The rubble of the ruble
The ruble is a reminder what is happening to all currencies based on debt. The savings of the Russian people has been wiped out. Job opportunities in the country, one of the richest in natural resources, are disappearing. Private foreign investments are going up in smoke choking off the flow of new capital. Russia is drowning in debt. Great economic hardship is visited upon hundreds of million innocent people. Life expectancy is on the decrease, infant mortality is on the rise. A similar scenario is unfolding in other parts of the third world. The self-immolation is due to a single cause: the mindless experimentation with currency tied to negative values. Opinion-makers blame the disaster on a plethora of loosely related ad hoc causes.
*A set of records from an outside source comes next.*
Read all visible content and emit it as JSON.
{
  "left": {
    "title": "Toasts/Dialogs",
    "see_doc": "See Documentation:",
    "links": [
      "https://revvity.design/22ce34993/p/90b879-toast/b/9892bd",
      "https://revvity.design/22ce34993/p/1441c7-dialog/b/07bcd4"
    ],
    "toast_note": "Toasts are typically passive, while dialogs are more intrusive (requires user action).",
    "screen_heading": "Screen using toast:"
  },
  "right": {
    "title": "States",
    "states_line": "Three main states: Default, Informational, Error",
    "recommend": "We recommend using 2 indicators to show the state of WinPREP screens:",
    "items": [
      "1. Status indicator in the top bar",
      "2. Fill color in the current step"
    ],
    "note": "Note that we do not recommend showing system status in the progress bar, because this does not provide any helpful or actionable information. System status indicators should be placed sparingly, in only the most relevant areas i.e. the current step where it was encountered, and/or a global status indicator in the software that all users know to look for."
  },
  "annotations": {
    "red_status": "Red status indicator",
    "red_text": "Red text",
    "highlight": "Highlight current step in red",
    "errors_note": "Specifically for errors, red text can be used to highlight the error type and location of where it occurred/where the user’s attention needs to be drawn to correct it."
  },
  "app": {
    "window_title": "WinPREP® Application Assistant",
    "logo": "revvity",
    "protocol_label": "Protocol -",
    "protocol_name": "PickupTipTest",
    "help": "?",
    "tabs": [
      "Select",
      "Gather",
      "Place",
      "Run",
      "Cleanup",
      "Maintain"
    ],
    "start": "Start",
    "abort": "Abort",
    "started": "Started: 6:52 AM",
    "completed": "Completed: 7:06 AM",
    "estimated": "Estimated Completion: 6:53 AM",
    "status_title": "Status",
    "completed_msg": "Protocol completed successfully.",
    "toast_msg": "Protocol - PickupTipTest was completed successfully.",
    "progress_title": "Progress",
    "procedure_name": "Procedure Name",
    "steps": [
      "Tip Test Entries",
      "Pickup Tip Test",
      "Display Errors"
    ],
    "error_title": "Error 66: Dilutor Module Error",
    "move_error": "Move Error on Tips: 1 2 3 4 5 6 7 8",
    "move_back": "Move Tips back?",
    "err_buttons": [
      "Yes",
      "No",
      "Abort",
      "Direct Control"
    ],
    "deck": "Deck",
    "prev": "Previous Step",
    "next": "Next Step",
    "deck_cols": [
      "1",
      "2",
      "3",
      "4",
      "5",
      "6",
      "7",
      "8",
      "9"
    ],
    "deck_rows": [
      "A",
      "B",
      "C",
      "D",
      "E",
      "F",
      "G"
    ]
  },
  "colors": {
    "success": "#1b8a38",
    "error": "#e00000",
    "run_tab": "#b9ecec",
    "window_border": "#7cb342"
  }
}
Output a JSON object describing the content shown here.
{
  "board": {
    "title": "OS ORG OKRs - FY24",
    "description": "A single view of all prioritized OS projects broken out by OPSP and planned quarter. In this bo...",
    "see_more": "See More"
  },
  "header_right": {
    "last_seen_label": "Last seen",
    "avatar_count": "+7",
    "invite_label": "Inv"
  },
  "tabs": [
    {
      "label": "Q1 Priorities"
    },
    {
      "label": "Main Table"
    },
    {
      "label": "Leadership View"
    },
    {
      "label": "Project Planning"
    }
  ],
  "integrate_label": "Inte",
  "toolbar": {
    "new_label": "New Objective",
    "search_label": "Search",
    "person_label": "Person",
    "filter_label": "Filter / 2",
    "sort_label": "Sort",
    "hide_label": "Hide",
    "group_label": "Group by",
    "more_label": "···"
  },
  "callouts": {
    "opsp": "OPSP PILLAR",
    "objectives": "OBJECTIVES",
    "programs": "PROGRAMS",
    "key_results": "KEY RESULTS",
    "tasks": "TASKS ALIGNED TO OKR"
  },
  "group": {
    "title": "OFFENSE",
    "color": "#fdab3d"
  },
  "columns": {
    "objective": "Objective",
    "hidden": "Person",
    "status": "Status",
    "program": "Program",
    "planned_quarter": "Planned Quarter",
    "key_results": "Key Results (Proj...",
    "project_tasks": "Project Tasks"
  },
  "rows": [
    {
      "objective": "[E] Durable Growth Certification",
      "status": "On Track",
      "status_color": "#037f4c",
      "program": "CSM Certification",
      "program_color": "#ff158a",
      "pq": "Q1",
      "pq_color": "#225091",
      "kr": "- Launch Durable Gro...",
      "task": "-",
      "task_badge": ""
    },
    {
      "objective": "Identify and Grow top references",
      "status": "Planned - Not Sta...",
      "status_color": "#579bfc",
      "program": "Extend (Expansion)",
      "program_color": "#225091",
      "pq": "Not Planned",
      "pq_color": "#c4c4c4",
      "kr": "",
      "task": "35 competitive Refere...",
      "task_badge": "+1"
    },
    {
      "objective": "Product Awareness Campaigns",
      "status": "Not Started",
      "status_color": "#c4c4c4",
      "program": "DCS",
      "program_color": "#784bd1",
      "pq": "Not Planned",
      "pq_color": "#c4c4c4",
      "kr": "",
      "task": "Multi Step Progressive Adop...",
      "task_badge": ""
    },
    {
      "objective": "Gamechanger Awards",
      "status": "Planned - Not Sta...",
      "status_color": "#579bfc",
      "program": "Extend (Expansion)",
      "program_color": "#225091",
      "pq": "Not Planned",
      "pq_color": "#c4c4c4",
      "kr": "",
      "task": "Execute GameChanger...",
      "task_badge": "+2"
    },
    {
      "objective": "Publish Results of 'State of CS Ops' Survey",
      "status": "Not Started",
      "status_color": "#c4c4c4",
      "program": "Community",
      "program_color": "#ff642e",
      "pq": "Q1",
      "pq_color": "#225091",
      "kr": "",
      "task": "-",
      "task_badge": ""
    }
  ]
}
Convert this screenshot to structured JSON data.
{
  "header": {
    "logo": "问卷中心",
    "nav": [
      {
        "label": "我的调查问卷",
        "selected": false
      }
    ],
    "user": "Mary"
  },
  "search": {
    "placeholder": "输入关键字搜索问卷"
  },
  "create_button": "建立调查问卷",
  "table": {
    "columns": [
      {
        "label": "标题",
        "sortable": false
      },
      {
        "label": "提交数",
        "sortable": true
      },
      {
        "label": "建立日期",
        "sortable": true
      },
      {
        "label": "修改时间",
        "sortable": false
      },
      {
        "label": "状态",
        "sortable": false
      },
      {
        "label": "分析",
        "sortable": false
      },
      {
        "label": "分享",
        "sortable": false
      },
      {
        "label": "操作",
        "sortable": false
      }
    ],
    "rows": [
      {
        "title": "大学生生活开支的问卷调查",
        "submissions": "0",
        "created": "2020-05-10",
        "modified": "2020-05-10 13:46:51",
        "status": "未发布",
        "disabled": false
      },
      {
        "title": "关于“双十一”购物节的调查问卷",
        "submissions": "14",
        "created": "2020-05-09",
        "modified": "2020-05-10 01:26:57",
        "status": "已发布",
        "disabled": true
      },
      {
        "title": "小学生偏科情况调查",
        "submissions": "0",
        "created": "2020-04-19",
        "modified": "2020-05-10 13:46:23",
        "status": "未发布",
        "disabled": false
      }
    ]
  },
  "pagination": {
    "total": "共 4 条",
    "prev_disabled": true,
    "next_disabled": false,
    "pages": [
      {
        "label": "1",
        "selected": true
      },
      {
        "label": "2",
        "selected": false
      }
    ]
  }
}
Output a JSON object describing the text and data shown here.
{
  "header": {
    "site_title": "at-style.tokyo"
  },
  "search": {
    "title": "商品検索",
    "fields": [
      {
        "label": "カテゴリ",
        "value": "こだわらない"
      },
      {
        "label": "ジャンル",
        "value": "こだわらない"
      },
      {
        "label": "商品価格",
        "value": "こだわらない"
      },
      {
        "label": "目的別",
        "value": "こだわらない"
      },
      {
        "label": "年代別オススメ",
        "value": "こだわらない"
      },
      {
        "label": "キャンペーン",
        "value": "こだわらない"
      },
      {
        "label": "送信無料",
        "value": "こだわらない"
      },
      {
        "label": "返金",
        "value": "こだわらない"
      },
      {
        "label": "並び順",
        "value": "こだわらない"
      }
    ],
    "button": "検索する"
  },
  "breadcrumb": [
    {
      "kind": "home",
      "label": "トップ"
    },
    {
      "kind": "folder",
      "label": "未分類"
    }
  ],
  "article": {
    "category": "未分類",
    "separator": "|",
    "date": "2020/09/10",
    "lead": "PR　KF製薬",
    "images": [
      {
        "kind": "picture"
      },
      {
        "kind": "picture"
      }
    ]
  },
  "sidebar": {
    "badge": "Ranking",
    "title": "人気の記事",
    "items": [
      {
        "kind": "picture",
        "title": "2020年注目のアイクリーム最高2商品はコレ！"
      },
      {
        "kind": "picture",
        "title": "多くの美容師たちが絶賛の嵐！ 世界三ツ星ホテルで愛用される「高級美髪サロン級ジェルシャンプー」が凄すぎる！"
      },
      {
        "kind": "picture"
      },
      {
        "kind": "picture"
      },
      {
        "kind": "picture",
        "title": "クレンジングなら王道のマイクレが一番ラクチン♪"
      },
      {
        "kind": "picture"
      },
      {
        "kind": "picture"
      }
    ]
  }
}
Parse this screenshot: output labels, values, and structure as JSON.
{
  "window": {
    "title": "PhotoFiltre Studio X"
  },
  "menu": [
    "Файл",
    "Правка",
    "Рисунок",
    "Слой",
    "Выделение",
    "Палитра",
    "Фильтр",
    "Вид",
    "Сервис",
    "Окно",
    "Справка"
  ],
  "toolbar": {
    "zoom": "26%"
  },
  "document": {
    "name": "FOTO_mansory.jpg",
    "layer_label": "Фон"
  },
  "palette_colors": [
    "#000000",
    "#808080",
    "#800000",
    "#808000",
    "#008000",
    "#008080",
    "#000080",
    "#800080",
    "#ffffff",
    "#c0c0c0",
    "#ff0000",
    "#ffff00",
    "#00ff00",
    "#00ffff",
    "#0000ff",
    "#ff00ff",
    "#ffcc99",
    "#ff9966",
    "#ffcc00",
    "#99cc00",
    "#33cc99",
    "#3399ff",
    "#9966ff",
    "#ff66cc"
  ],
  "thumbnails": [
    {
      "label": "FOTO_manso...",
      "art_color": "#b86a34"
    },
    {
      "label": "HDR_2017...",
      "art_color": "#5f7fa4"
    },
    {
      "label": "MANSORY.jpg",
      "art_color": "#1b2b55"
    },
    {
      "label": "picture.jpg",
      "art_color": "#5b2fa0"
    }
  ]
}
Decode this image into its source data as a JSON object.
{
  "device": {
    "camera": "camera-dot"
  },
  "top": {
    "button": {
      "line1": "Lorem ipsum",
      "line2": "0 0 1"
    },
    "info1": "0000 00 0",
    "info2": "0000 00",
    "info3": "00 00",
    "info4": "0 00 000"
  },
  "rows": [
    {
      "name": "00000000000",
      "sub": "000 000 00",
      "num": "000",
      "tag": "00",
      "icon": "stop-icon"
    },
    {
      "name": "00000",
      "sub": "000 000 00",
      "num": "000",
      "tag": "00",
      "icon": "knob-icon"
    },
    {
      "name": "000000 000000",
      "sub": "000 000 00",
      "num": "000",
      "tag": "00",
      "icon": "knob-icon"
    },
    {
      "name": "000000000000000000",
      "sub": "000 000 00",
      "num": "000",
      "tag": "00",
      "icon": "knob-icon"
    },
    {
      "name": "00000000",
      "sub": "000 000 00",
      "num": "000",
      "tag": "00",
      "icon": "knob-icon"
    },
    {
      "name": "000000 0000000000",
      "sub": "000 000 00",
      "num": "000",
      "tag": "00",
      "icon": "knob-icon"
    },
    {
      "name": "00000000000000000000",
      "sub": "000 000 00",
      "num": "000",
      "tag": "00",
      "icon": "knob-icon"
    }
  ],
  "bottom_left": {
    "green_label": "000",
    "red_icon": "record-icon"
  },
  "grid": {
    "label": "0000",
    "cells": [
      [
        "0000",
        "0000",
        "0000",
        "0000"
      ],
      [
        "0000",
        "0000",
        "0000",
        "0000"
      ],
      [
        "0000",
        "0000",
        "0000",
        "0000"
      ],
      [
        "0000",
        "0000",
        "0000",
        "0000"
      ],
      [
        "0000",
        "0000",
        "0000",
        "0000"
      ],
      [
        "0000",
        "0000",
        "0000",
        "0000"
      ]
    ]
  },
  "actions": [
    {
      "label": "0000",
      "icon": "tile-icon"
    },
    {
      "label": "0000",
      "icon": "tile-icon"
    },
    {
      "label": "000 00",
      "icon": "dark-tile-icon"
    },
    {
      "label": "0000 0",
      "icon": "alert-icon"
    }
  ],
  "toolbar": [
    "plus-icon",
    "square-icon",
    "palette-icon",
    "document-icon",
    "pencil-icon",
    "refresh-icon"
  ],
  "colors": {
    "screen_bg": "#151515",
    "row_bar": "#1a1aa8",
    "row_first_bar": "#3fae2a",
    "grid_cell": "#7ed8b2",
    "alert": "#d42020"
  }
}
However, they all have a hidden agenda: that of propping up the regime of irredeemable currencies, the most pervasive single corrupting factor of our times.
Exactly the same forces that devastated the Russian ruble will ultimately threaten the dollar and the euro. It is not inconceivable that the dollar may at one point lose half of its purchasing power within a month, as did the ruble. Self-styled experts dismiss this saying "it can never happen here". But it could and did. America in the 1770's and 1860's, France in the 1720's ands 1790's, Germany in the 1920's and 1940's had gone through the same harrowing experience. More recently the currencies of these and other countries lost up to nine-tenth of their purchasing power during the 1970's. We may say categorically that the cure of cancer has not been discovered in the intervening years. Our money-managers have not acquired the know-how, if such exists, to avert similar disasters in the future.
Millennia come and go, but man still gains his bread by the sweat of his brow, and not by clever tricks in trying to shift entries from the liability to the asset column in the balance sheet of the government.